從兩三年前開始,少爺就長的極快,現在身量已經跟成年人差別不多了,他把她完全籠罩在懷中。

燕兒想到他們就是用這種姿勢在討價還價,就覺得好笑。徐允洄的懷抱很熱,特別現在是夏天,燕兒額頭上已經出了一層薄汗。

她看向少爺,徐允洄的狀態更糟糕,身上有些汗津津的。天氣又熱,他年輕體熱,燕兒一會氣他一會親薄他,便是沒汗都要急出來了。

燕兒推開他,他還迷茫的跟她對視:“嗯?”

“少爺,熱不熱?”

徐允洄這才露出不舒服的表情,他即便是晚上也穿著中衣,本來夏日他可以赤-裸上身睡覺,可是因讓燕兒值夜,他楞是從十四歲開始這麽忍了兩年。

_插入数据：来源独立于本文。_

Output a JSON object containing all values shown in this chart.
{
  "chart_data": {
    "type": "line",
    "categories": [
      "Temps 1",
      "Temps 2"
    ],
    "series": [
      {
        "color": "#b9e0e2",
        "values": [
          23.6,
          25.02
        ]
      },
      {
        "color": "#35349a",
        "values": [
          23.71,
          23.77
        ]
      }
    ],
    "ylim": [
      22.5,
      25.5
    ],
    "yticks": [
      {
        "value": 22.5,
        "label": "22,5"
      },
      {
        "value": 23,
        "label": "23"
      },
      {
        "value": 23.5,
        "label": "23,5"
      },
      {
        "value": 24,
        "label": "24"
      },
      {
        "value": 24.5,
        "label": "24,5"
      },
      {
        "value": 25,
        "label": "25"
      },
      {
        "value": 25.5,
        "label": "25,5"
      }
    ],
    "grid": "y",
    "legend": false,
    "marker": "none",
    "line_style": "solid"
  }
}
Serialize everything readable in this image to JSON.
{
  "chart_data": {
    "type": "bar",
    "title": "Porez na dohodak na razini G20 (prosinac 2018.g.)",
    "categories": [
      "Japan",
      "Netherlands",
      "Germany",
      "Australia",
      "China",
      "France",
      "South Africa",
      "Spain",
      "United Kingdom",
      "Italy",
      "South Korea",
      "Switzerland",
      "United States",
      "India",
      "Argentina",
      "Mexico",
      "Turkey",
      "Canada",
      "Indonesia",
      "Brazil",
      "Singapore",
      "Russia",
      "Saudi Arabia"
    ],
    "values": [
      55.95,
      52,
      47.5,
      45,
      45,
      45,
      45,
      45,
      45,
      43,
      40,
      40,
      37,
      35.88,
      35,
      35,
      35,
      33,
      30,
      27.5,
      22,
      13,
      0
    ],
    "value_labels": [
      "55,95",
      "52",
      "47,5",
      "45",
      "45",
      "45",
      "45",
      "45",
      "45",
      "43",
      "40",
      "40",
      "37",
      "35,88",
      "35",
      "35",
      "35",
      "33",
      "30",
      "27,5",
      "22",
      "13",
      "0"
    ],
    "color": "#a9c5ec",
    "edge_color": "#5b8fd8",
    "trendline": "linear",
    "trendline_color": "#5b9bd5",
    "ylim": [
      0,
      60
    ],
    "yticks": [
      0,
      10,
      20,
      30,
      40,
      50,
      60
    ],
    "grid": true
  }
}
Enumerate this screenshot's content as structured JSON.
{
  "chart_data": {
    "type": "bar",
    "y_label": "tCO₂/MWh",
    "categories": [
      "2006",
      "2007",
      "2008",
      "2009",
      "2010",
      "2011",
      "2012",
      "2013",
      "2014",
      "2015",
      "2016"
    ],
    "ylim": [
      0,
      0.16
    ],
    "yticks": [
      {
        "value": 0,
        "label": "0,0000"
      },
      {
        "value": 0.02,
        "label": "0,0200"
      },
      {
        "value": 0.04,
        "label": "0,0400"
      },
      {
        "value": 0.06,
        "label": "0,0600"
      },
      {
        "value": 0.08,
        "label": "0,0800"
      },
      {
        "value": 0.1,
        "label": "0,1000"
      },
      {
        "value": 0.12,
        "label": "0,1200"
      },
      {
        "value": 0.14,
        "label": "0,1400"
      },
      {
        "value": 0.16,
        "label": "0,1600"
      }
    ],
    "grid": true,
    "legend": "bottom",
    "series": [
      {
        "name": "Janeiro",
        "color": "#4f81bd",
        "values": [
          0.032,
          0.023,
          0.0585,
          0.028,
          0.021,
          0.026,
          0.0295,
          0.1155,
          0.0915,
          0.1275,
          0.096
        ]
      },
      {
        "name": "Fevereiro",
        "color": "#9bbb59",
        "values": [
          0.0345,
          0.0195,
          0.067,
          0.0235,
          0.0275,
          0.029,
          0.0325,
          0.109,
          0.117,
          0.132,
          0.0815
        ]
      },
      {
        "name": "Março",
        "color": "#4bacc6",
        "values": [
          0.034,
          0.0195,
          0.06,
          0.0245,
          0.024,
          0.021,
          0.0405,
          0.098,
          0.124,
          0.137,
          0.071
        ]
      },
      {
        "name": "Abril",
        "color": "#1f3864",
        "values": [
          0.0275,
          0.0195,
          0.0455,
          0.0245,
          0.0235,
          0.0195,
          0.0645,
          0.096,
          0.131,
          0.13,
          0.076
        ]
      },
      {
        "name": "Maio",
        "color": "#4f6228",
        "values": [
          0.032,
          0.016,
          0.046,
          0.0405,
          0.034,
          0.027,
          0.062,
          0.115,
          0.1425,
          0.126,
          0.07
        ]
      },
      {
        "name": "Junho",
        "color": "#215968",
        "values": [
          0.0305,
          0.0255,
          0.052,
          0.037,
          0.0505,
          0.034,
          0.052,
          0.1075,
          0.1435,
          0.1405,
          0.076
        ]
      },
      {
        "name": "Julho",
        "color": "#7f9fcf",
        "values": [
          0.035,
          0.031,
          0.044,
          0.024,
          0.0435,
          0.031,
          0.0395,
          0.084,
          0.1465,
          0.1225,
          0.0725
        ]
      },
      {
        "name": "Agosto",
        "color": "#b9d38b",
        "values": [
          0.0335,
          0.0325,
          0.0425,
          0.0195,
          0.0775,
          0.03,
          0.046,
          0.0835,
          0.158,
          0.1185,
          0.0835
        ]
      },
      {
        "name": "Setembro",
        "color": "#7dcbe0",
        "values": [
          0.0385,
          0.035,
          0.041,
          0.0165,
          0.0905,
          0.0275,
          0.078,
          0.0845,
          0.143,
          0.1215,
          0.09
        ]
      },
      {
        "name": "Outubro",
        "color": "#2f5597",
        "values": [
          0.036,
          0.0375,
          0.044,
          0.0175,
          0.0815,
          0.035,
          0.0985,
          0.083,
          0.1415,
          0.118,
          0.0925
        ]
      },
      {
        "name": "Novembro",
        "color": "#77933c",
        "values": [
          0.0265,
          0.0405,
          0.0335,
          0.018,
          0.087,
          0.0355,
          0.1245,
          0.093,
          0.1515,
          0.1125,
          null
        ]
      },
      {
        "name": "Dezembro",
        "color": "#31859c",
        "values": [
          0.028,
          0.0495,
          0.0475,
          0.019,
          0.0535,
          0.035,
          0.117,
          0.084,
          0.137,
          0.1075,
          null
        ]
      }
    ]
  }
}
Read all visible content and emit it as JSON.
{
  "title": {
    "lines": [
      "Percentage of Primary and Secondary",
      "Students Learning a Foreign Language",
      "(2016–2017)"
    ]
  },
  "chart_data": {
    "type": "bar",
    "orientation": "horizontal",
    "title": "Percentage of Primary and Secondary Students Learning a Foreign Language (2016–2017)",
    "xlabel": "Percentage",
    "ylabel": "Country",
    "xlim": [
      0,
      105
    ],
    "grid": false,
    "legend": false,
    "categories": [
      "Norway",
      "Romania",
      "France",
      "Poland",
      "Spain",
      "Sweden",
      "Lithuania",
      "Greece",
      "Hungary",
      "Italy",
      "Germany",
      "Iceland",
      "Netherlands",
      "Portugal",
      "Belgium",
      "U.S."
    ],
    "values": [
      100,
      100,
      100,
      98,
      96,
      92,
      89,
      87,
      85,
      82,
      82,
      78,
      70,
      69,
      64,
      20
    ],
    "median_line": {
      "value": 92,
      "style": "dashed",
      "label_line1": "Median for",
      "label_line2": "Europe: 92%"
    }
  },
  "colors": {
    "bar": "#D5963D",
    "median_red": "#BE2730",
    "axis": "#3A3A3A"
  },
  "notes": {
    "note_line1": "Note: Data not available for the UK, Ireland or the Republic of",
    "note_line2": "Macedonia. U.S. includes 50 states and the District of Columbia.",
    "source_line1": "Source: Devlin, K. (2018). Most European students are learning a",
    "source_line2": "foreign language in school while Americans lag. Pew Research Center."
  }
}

燕兒看外頭天色,已經一更了,她十分了解徐允洄的性子,知道他這會肯定覺得渾身不舒服了。

“少爺,我去擰個帕子給你擦擦,夜裏不好叫水。”

徐允洄便乖乖坐著,等燕兒回來。

燕兒端著他的洗臉盆打了些冷水回來了:“寬了衣服吧,我給少爺擦擦。”

徐允洄有些扭捏,捏著帶子,遲遲不解開。

他覺得氣氛有點別扭,雖然燕兒不是沒有伺-候過他洗浴,但在這種夜晚,兩人黑燈瞎火的摸索,怎麽想怎麽覺得奇怪。

燕兒不慣著他,徑直擰幹帕子,就從他脖頸處往裏探。

徐允洄怕帕子沾濕衣服,連忙解開,露出飽滿的胸肌、腹肌。他看起來瘦削,但肌肉緊實,像看似柔軟卻有力量的河流一般雕刻出身體的曲線。

他搶過帕子:“我自己來。”

燕兒笑笑,知道今天是調-戲的有點過分了,這會就隨他去。

她就這麽撐著臉看,雖然沒有燭光,但月明星稀,涼白月光灑在他玉潔的胸膛上,莫名讓人聯想到玉蘭花在枝頭綻放時,也是如此受月神偏愛的吧。

皎皎玉蘭花,不受淄塵垢。

人說燈下看美人,猶勝三分色。卻不知道月下看人,三分能做七分,更別提徐允洄本就有七分。

燕兒的雙手蠢蠢欲動,終究是扯了個帕子臟了,再洗一下的理由,從徐允洄手裏搶回來了。

趁他不註意,拿著再次擰幹的帕子,在他腹肌上摸了兩下。徐允洄驚得肌肉都繃緊了,六塊清晰的腹肌有力的起伏。

燕兒捂著唇角偷笑,一點也沒反抗的讓惱羞成怒的徐允洄再次搶回了帕子。

哎呀真是,燕兒在心裏嘀咕,現在是許看不許摸了。她也到了知慕少艾的年紀,現在格外有興趣研究徐允洄的身體,因為和姐姐妹妹的都不一樣,她身邊的樣本就只有徐允洄,也不可能去研究別的少爺。

只是少爺現在等閑都不需要她伺-候這些了,最多就是在一邊打打下手,飽一飽眼福。

徐允洄擦著,她眼睛亮閃閃的,就這麽一直看著,眼角彎著、嘴角翹著,直到入睡。